Эдо совсем растерялся. Но остатки котлеты не дали ему сосредоточиться на недоразумении. Поэтому он не оправдывался, а жевал.

– За это с меня причитается, – решил Иоганн-Георг. – Я придумаю, что. А для начала налью вам выпить. Книгу закончили – ничего себе повод! А о чем?

– О современном искусстве Другой Стороны, – автоматически, как всегда говорил дома, ответил Эдо. – Спохватившись, исправился: – Ну, то есть о здешнем искусстве. «Практика приближения к невозможному», художественный жест как следствие невозможности чуда, чудо, как следствие отчаянного художественного жеста – вот это все.

– Хренассе, – изумился тот. – Внезапный поворот.

– Да не особо внезапный, – невольно улыбнулся Эдо. – Я же профессиональный искусствовед. И конкретно этой темой много лет занимаюсь. Но понимать что-то начал только после того, как прожил здесь в полном беспамятстве почти восемнадцать лет.

– Он профессор вообще-то, – с удовольствием вставил Тони. – Я как узнал, до сих пор удивляюсь, какие классные на Другой Стороне бывают профессора! У нас бы такой еще с первого курса вылетел, и поминай, как звали.

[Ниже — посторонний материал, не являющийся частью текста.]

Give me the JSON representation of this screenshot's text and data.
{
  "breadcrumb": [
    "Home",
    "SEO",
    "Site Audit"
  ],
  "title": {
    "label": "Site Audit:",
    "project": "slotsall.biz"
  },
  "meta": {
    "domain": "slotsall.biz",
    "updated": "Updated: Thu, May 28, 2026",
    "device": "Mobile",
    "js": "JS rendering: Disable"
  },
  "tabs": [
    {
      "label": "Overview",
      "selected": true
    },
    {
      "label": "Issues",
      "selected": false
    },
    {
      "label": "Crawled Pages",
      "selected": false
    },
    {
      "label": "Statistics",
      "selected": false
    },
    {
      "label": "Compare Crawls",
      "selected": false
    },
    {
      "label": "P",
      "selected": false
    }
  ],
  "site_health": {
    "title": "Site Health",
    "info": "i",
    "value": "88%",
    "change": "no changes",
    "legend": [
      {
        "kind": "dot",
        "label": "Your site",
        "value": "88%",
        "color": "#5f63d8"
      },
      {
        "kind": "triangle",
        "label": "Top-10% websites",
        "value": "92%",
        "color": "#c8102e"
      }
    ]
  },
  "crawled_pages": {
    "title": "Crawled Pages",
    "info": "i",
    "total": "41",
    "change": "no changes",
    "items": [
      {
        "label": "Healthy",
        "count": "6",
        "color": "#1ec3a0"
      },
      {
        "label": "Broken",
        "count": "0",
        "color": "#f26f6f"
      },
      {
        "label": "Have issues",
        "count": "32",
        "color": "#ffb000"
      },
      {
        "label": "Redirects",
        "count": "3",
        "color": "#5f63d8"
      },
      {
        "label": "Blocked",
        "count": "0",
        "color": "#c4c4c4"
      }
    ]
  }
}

– Спасибо, – поблагодарил его Эдо. – Но кстати, по свидетельствам очевидцев, я пару раз действительно вылетал. За прогулы и конфликты с преподавателями… в смысле, подрался с одним дураком из-за вашего, между прочим, Ван Гога. Ужасно жалко, что сам до сих пор ни черта не помню, в пересказах очень смешно. Потом восстанавливался; ну, это нормально. Не то чтобы какая-то исключительная биография, у многих коллег было примерно так.

– Преподов даже я в свое время не колотил, – присвистнул Иоганн-Георг. – Обскакали вы меня! Но я вообще знаю, кто вы по профессии. И удивился не этому, а самой постановке вопроса. «Художественный жест как следствие невозможности чуда» – ну ничего себе! История моей жизни, точно вам говорю.

Он отвернулся, достал из буфета бутылку темного стекла и спросил Тони:

– Мы же переживем, если я последнюю прошлогоднюю зимнюю тьму открою?

– Самое время, – откликнулся тот. – Чего-чего, а тьмы сейчас, слава богу, хватает. Можно начинать заготавливать тьму нового урожая. Как раз пора.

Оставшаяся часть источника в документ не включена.